Gwinnett unlikely to change transit plan ahead of ATL deadline

Local residents attend a Gwinnett County public open house and information session on its proposed transit plan in April. Curtis Compton,ccompton@ajc.com

Credit: ccompton@ajc.com

Credit: ccompton@ajc.com

Local residents attend a Gwinnett County public open house and information session on its proposed transit plan in April. Curtis Compton,ccompton@ajc.com

Don’t expect significant changes to Gwinnett’s existing transit plan — the same one tied to March’s failed referendum —  before the deadline to submit projects for inclusion in metro Atlanta’s larger regional plan.

There may not be the will. And there’s definitely not enough time, county Commission Chair Charlotte Nash said Tuesday.

A primary mission for the new state agency known as the ATL — or Atlanta-region Transit Link Authority — is to create a comprehensive transit plan for the entire 13-county region it represents.  The authority will incorporate project proposals from participating counties and plans to solicit them in June or July, ATL interim executive director Chris Tomlinson told Nash and colleagues during a Tuesday afternoon briefing.

Gwinnett's existing plan, which was created prior to the decision to call the county's referendum, will serve as the county's guide for projects submitted to the ATL. That fact is not altogether surprising: the plan took nearly two years to create and involved multiple rounds of public input.

But the referendum's failure during March's special election and the surrounding debate about what was included in the multibillion dollar proposal — everything from a rail extension into Norcross and multiple bus rapid transit lines to new Express routes and park-and-ride lots — raised questions about potential changes before next steps were decided.
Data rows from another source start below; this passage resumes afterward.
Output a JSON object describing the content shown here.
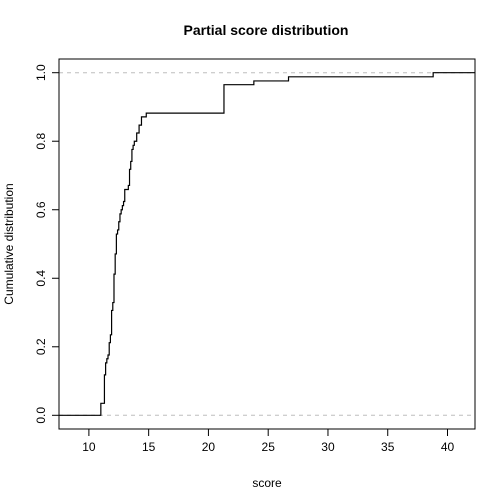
{
  "chart_data": {
    "type": "line",
    "step": true,
    "title": "Partial score distribution",
    "xlabel": "score",
    "ylabel": "Cumulative distribution",
    "xlim": [
      7.5,
      42.3
    ],
    "ylim": [
      -0.04,
      1.04
    ],
    "x_ticks": [
      10,
      15,
      20,
      25,
      30,
      35,
      40
    ],
    "x_tick_labels": [
      "10",
      "15",
      "20",
      "25",
      "30",
      "35",
      "40"
    ],
    "y_ticks": [
      0.0,
      0.2,
      0.4,
      0.6,
      0.8,
      1.0
    ],
    "y_tick_labels": [
      "0.0",
      "0.2",
      "0.4",
      "0.6",
      "0.8",
      "1.0"
    ],
    "reference_lines": [
      0,
      1
    ],
    "grid": false,
    "legend": "none",
    "line_color": "#000000",
    "reference_line_color": "#bdbdbd",
    "series": [
      {
        "x": [
          7.5,
          11.0,
          11.3,
          11.4,
          11.5,
          11.6,
          11.7,
          11.8,
          11.9,
          12.0,
          12.1,
          12.2,
          12.3,
          12.4,
          12.5,
          12.6,
          12.7,
          12.8,
          12.9,
          13.0,
          13.1,
          13.2,
          13.3,
          13.4,
          13.5,
          13.6,
          13.7,
          13.8,
          14.0,
          14.2,
          14.4,
          14.8,
          21.3,
          23.8,
          26.7,
          38.8,
          42.3
        ],
        "y": [
          0.0,
          0.035,
          0.118,
          0.153,
          0.165,
          0.176,
          0.212,
          0.235,
          0.306,
          0.329,
          0.412,
          0.471,
          0.529,
          0.541,
          0.565,
          0.588,
          0.6,
          0.612,
          0.624,
          0.659,
          0.659,
          0.659,
          0.671,
          0.718,
          0.741,
          0.776,
          0.788,
          0.8,
          0.824,
          0.847,
          0.871,
          0.882,
          0.965,
          0.976,
          0.988,
          1.0,
          1.0
        ]
      }
    ]
  }
}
That’s unlikely to happen. At least before the rapidly approaching ATL deadline.

“Having used the public participation process that we did to create the plan, in my mind if we’re gonna make any kind of substantive change to the plan, we really owe the public a chance to go back through that process,” Nash said.

“So the timing just dictates that we go with what’s been through the process already.”

Tomlinson said the ATL’s goal is to have the first regional plan assembled by December. That’s important because the same state law that created the ATL requires counties wishing to call a public referendum on a 30-year transit-funding sales tax to present a specific list of projects to voters.

Those projects must already be included in the regional plan.

Despite a fair degree of push back, Nash has maintained that she hopes Gwinnett will see another transit referendum in the near future — possibly as soon as next year.

“I think our biggest problem was we didn’t do as good a job as we could have, perhaps, with articulating to voters clearly what’s in the plan,” Nash said. “I know I continue to see comments that indicate people had no idea the service that was going to be available close by to where they live or work.”